Quando il 3 settembre del 1982 Carlo Alberto dalla Chiesa, allora prefetto di Palermo, insieme alla giovane moglie Emanuela Setti Carraro cadeva sotto il fuoco di Cosa Nostra, il paese rimase sotto shock, meravigliato dal fatto che l’invincibile eroe della lotta al terrorismo cedeva alla potenza della mafia. Ma a differenza della lotta al terrorismo, Carlo Alberto qui era rimasto solo, isolato, indebolito da un appoggio politico solo di facciata.
Nando, il figlio di Dalla Chiesa, raccontò in un libro alcune confidenze degli incontri che il generale aveva avuto con i politici di allora. “La sensazione – ricorda Nando Dalla Chiesa nel libro “Delitto imperfetto” – è che la politica non appoggiò il generale Carlo Alberto Dalla Chiesa con la stessa convinzione e determinazione con la quale lo appoggiò durante la lotta al terrorismo”.
Emblematica la frase: “Mi mandano in una realtà come Palermo con gli stessi poteri del prefetto di Forlì”.
Anzi, per Dalla Chiesa si scelse proprio Palermo perché il generale era un personaggio scomodo, che aveva messo insieme tanti tasselli di un puzzle che nessuno aveva mai osato costruire, in particolare riguardo alle vicende terroristiche sul rapimento e l’ uccisione di Aldo Moro.

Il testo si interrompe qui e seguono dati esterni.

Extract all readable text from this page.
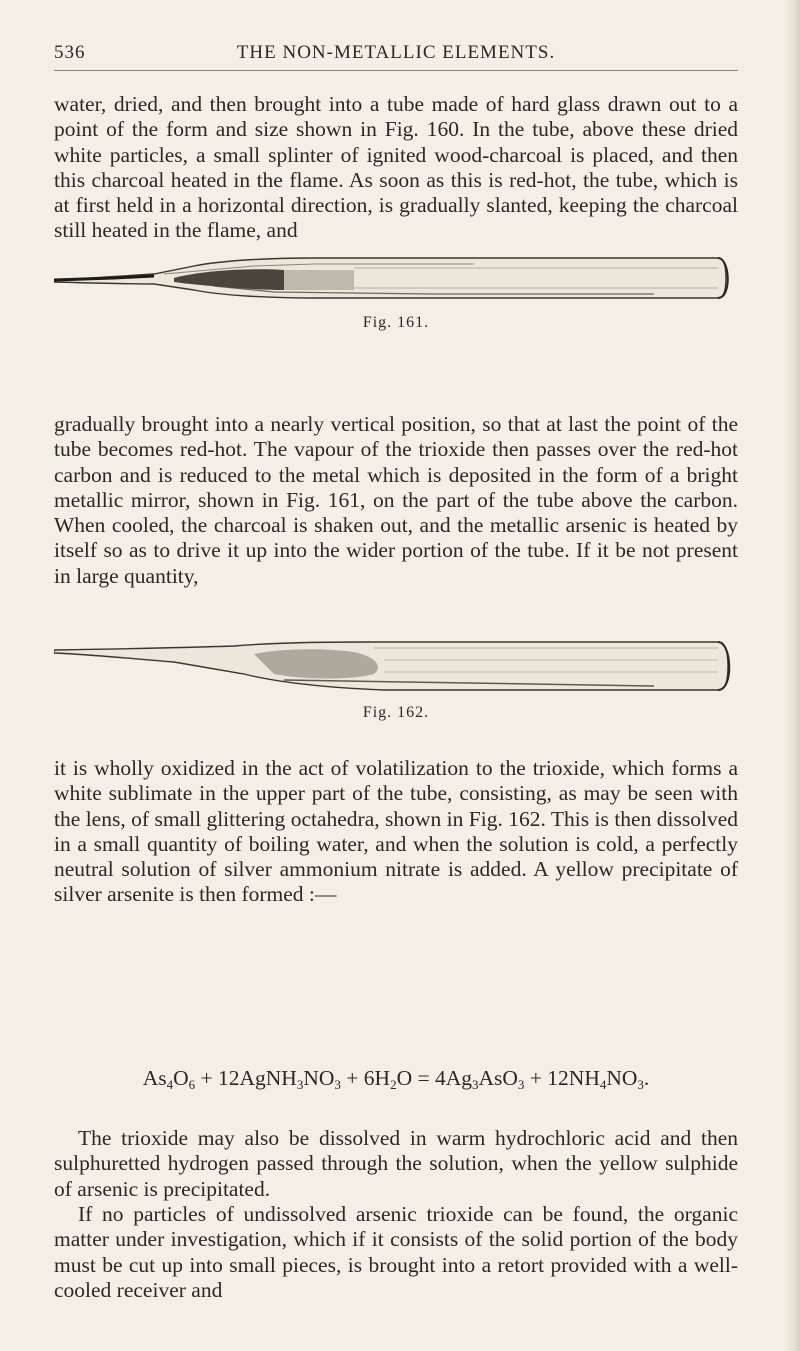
536	THE NON-METALLIC ELEMENTS.

water, dried, and then brought into a tube made of hard glass drawn out to a point of the form and size shown in Fig. 160. In the tube, above these dried white particles, a small splinter of ignited wood-charcoal is placed, and then this charcoal heated in the flame. As soon as this is red-hot, the tube, which is at first held in a horizontal direction, is gradually slanted, keeping the charcoal still heated in the flame, and

Fig. 161.

gradually brought into a nearly vertical position, so that at last the point of the tube becomes red-hot. The vapour of the trioxide then passes over the red-hot carbon and is reduced to the metal which is deposited in the form of a bright metallic mirror, shown in Fig. 161, on the part of the tube above the carbon. When cooled, the charcoal is shaken out, and the metallic arsenic is heated by itself so as to drive it up into the wider portion of the tube. If it be not present in large quantity,

Fig. 162.

it is wholly oxidized in the act of volatilization to the trioxide, which forms a white sublimate in the upper part of the tube, consisting, as may be seen with the lens, of small glittering octahedra, shown in Fig. 162. This is then dissolved in a small quantity of boiling water, and when the solution is cold, a perfectly neutral solution of silver ammonium nitrate is added. A yellow precipitate of silver arsenite is then formed :—

$As_4O_6$ + $12AgNH_3NO_3 + 6H_2O = 4Ag_3AsO_3 + 12NH_4NO_3$.

The trioxide may also be dissolved in warm hydrochloric acid and then sulphuretted hydrogen passed through the solution, when the yellow sulphide of arsenic is precipitated.

If no particles of undissolved arsenic trioxide can be found, the organic matter under investigation, which if it consists of the solid portion of the body must be cut up into small pieces, is brought into a retort provided with a well-cooled receiver and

Dalla Chiesa, giunto in Sicilia, aveva rinunciato alla scorta. Voleva comunicare ai palermitani che si può sfidare la mafia praticando una vita normale. Andava nelle scuole, parlava ai ragazzi. Aveva colto che per battere la mafia servivano anzitutto campagne culturali. Lottare contro la mafia significa lottare contro l’ignoranza.
Così Wikipedia ricostruisce le ultime fasi della vita di Carlo Alberto Dalla Chiesa.
“Alle ore 21.15 del 3 settembre 1982 l’Autobianchi A112 sulla quale viaggiava il Prefetto, guidata dalla moglie, fu affiancata, in via Carini a Palermo , da una BMW dalla quale partirono alcune raffiche di Kalashikov che uccisero il Prefetto e la moglie Emaneula Setti Carraro.
Nello stesso momento l’auto con a bordo l’autista e agente di scorta, Domenico Russo, che seguiva la vettura del Prefetto, veniva affiancata da una motocicletta, dalla quale partì un’altra raffica che uccise Russo.
Per i tre omicidi sono stati condannati all’ergastolo come mandanti, i vertici di Cosa Nostra: i boss Totò Riina, Bernardo Provenzano, Michele Greco, Bernardo Brusca, Nenè Geraci”.